Udin walked forward until he was inches from Raka's face. The smell of Udin's acrid sweat clashed with Raka's expensive cologne.
"In a real fight, Raka," Udin whispered sharply, "you won't get points for a fancy kick to my head. You'll be dead the moment I catch your leg."
Raka snorted and took a step back, his smile faltering. He felt a genuine threat in Udin's words. Udin wasn't a bluffer.
"We'll see on the mats," Raka said coldly. He turned, gesturing to his subordinates. "Let's go. It smells like a construction site in here."
The Taekwondo group left.
"Bastard!" Ramon cursed, kicking a water bottle across the room. "I'm breaking his leg next week. Just watch me."
"Keep your head, Ramon," Udin said, though his own jaw was clenched tight. "That's his strategy. He wants us hot-headed and sloppy so we get disqualified."

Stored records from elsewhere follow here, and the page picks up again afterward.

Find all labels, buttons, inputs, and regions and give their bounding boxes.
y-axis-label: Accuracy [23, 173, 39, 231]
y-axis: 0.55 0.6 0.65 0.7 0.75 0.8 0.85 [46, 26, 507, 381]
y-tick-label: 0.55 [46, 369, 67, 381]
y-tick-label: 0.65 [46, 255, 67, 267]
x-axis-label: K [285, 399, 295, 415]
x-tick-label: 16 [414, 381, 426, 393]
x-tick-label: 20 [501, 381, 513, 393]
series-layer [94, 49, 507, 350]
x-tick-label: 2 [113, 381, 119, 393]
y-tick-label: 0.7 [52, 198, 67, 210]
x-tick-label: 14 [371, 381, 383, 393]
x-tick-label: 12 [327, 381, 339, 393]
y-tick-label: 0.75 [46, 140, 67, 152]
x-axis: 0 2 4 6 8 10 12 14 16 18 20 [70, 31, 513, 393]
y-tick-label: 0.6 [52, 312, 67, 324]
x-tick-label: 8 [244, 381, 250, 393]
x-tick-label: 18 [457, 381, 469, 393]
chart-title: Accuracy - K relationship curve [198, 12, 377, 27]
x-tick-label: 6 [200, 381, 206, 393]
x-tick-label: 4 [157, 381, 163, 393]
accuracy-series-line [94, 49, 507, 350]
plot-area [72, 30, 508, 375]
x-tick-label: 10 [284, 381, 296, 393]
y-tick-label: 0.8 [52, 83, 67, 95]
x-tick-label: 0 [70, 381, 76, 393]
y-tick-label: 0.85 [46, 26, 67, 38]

Udin turned back to his students, who were looking both anxious and enraged.
"Did you hear him?!" Udin roared. "They think we're slow. They think we're just laborers. Show them! Karate isn't about jumping around like a fancy kangaroo! Karate is the foundation! Karate is Ikken Hissatsu—one strike, one life!"
"OSU!" the dojo members screamed, their spirits reignited by the insult.
"Continue! Five hundred Mae Geri kicks! Now!"
The GOR thundered once more.
In the midst of the training, Udin allowed the pain in his body to fade into the background. His mind drifted for a moment to his friends. He thought of Salim.
Salim is probably eating some greasy snack or counting pocket change right now, Udin thought, a small, rare smile tugging at the corners of his mouth despite the intensity.
He admired Salim. Physically, Salim was weak—Udin could probably snap Salim's arm with a single finger—but he knew Salim had "muscle" of a different kind. Mental endurance. The way Salim faced poverty and Rinto's insults without lashing out was, in Udin's eyes, a high-level martial art. Patience.
And what did Udin have? He only had his body. He wasn't a doctor's son like Alya, he wasn't a student council leader like Salma, and he wasn't a genius like Salim. He was just the son of a retired soldier who was taught that the world is hard, and you have to be harder than the world to survive.
"Yame!" Udin shouted, ending the session.
The practice was over. The sun had long since set outside. The GOR's industrial lights hummed overhead. Udin sat cross-legged in the center of the mat, closing his eyes for the closing meditation—Mokuso.
In the darkness behind his eyelids, Udin felt a strange, familiar prickle. It was the same feeling he got before a major tournament. His heart raced not from fatigue, but from anticipation.
Why does it feel... like there's a danger far greater than Raka lurking out there?
Udin opened his eyes. He looked at his right hand, calloused and scraped. A hand he had trained for thousands of hours to be a weapon.
"I hope I never have to use this for the wrong reasons," he murmured softly.
Sucipto patted his shoulder. "Talking to ghosts again, Din? Hurry up and shower. You smell like a dead rat trapped in a door."
Udin chuckled, standing up. The sense of dread vanished for a moment, smothered by the typical banter of high school boys. He walked toward the locker room, leaving the silent dojo behind—a silent witness to the final preparations of a soldier before the real war began.